Astonishingly, he wasn’t dead.

Not yet, anyway.

He peered up into the near darkness and confirmed that his view was now of the underside of the half floor where he’d spent the last couple of days.

He turned his head to the right, and then all the way to the left. It hurt a lot, but he could do it. He tried moving his arms. They were both still constrained, but less tightly than before. The chair was broken.

How about that.

He took his time. He rotated his right arm around the shoulder and then started to pull the hand up. It caught hard around the wrist, but ten minutes’ patient effort worked it free.

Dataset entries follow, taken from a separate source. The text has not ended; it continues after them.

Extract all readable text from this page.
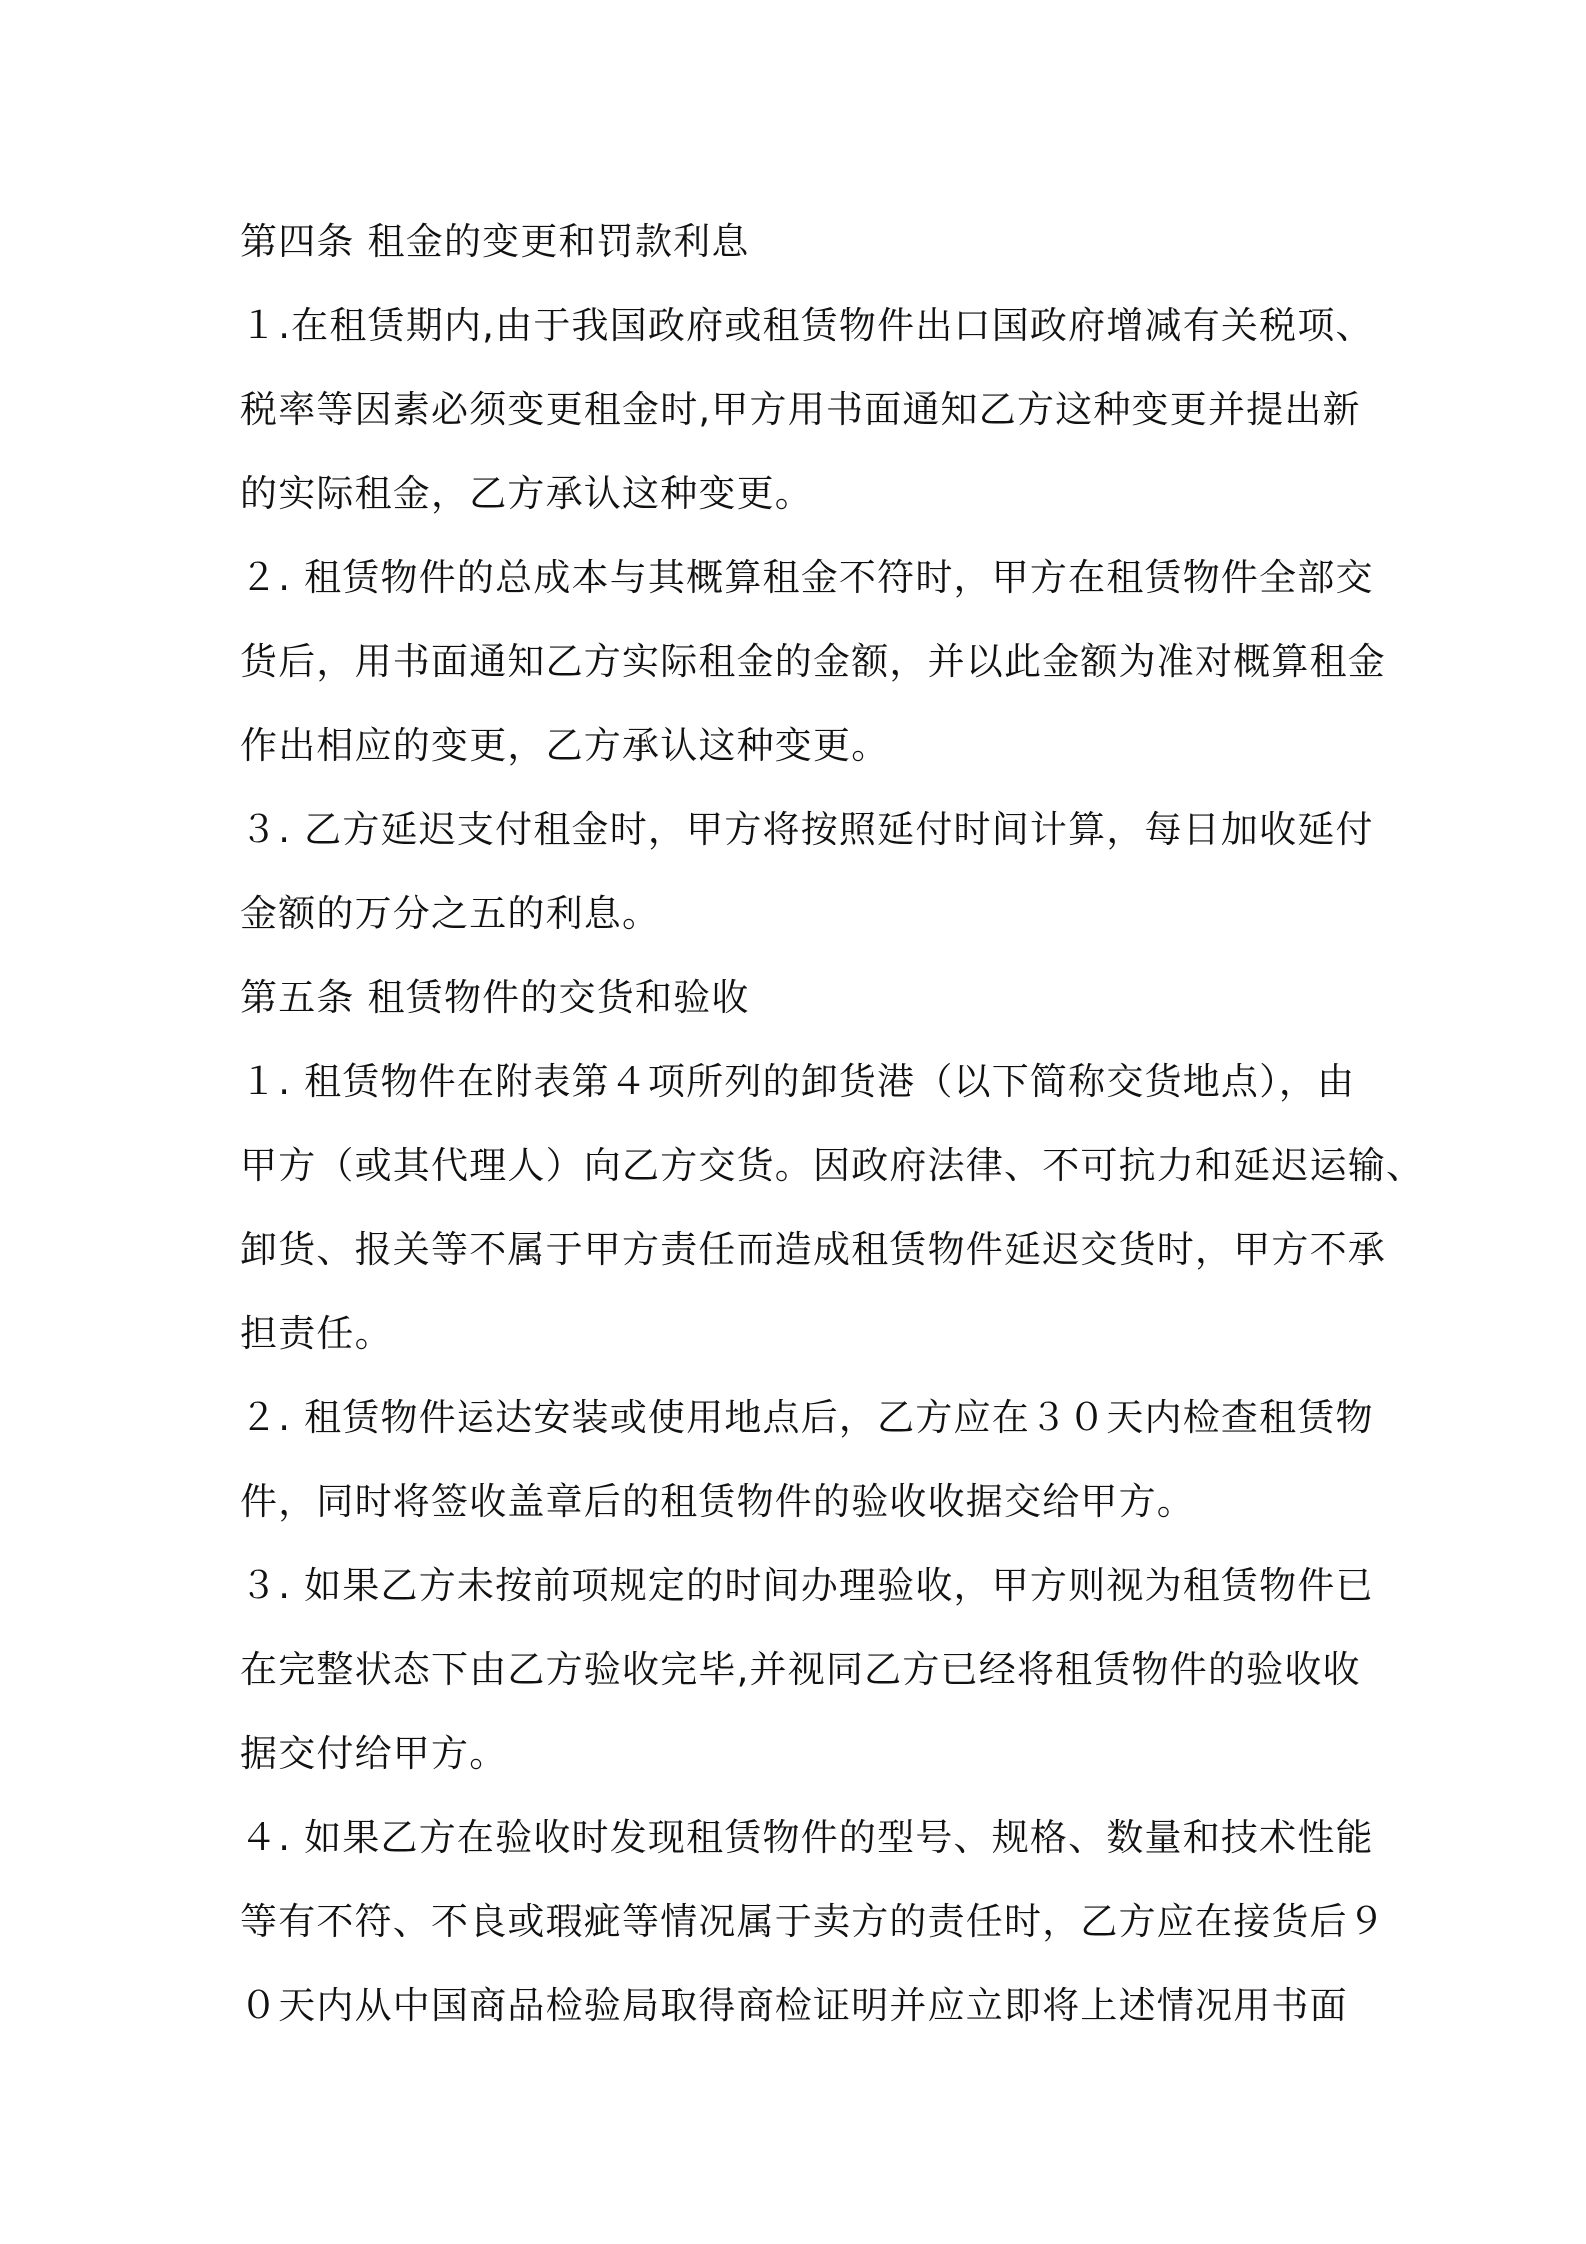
第四条 租金的变更和罚款利息
１.在租赁期内,由于我国政府或租赁物件出口国政府增减有关税项、
税率等因素必须变更租金时,甲方用书面通知乙方这种变更并提出新
的实际租金，乙方承认这种变更。
２. 租赁物件的总成本与其概算租金不符时，甲方在租赁物件全部交
货后，用书面通知乙方实际租金的金额，并以此金额为准对概算租金
作出相应的变更，乙方承认这种变更。
３. 乙方延迟支付租金时，甲方将按照延付时间计算，每日加收延付
金额的万分之五的利息。
第五条 租赁物件的交货和验收
１. 租赁物件在附表第４项所列的卸货港（以下简称交货地点），由
甲方（或其代理人）向乙方交货。因政府法律、不可抗力和延迟运输、
卸货、报关等不属于甲方责任而造成租赁物件延迟交货时，甲方不承
担责任。
２. 租赁物件运达安装或使用地点后，乙方应在３０天内检查租赁物
件，同时将签收盖章后的租赁物件的验收收据交给甲方。
３. 如果乙方未按前项规定的时间办理验收，甲方则视为租赁物件已
在完整状态下由乙方验收完毕,并视同乙方已经将租赁物件的验收收
据交付给甲方。
４. 如果乙方在验收时发现租赁物件的型号、规格、数量和技术性能
等有不符、不良或瑕疵等情况属于卖方的责任时，乙方应在接货后９
０天内从中国商品检验局取得商检证明并应立即将上述情况用书面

He held it up in front of his face, turning it slowly around. He had his hand back. Slowly, he started to laugh, a dry whistle in the back of his throat. He made this sound until he believed he was going to be sick. His head spun. But he wasn’t stopping now.

He reached across his body and started working at the canvas tied around his other wrist. That arm of the chair was more badly broken, and his left hand took only five minutes to free. He reached both hands up together and tried to determine how the canvas around his neck had been fastened. After twenty minutes or so he’d made no progress—but then a chance movement revealed that the upper cross-panel on the chair had been broken, and a sideways movement of his head pulled it free. The canvas band stayed around his neck, but he could live with that. In a world where his fall hadn’t killed him, he was prepared to be accommodating on the details of survival.

He planted both hands on the ground and pushed backward, trying to gauge how badly damaged the lower portion of the chair was. It inched along with him, which suggested it wasn’t damaged enough. With a little more shoving and a series of slewed and twisted movements, however, it started to come apart. The process was made easier by the fact that he could feel very little in his right leg. That was likely bad in the long run, but for now it made things easier, and sometimes you have to be all about the now, after all.

He pulled. He wrenched. There was a slow, whirling sensation in the back of his head, which probably didn’t augur well. He sobbed from time to time, and was eventually sick, a sequence of wretched dry heaves. When he’d done with that, he went back to work.

After about forty minutes, he was free.

He rolled onto his stomach and pulled himself along the floor until his feet were no longer tangled in the remains of the chair. When he was close to the wall, he laboriously looked back.